Cahall’s Q1 revenue estimate for Audacy is also unchanged at $280 million, which amounts to 16% year-over-year growth and is in line with the company's earlier guidance of revenue growth in the mid-teens. Calling Audacy a “show-me story” as investors wait on the sidelines for “evidence of a sustained revenue recovery,” Cahall’s forecast calls for it to generate $27 million in Q1 earnings, $310 million for the full year, both unchanged from his earlier estimates.


Based on what it picked up at the NAB Show, Wells Fargo says “local radio seems to be outperforming national,” with the former comprising more than two-thirds of Audacy revenue. It’s taking longer than expected for manufacturing’s supply chain to recover and with Audacy’s “outsize exposure” to affected categories like automotive and furniture, Cahall expects “tempered” second quarter pacings from Audacy.

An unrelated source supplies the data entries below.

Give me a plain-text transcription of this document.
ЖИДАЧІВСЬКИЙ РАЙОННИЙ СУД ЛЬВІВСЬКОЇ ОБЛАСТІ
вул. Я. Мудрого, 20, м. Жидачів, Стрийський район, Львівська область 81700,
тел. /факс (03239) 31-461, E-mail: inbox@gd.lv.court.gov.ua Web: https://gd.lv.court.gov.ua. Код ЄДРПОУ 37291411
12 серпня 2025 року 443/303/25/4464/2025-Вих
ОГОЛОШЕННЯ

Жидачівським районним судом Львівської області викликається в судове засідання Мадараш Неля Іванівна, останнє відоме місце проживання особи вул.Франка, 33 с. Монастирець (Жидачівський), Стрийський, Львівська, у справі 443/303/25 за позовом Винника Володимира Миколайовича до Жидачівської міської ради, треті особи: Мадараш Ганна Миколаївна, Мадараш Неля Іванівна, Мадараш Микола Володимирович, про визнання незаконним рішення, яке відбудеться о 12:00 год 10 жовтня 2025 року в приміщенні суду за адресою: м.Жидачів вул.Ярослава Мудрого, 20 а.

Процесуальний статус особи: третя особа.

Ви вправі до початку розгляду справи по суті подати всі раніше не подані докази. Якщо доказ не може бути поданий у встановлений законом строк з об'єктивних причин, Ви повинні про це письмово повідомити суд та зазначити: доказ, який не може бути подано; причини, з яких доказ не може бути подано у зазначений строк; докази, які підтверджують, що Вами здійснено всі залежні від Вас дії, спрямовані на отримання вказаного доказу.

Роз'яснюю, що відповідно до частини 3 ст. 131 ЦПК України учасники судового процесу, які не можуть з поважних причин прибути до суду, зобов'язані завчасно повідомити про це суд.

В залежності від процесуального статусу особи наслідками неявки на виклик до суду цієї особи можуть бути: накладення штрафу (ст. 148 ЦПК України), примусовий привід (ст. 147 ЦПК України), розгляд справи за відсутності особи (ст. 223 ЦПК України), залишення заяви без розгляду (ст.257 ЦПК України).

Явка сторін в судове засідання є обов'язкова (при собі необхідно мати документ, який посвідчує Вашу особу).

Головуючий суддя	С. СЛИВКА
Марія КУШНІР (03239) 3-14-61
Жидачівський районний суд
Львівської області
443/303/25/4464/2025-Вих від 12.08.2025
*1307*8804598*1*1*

When reporting fourth quarter 2021 results earlier this year, Audacy said it expected to return to 2019 earnings levels in 2022 but Cahall says “some of the softness expected in parts of the market” could push that recovery out further. He is calling for Audacy’s full year earnings estimates to come in at $310 million, below the $340 million the company generated in the pre-COVID year of 2019.


What To Listen For


When iHeart reports on Thursday and Audacy next Monday, investors will be listening for any commentary about current advertising trends to “determine whether there are any leading indicators of an impending ad recession,” Cahall says. While he isn’t expecting full year guidance from iHeart this early in the year, he says he’s eager to hear about its second quarter expectations and early thoughts on the second half. And with Audacy deriving two thirds of its revenue from local business, he’ll have his antenna up to see “if local markets have started to see any softness.”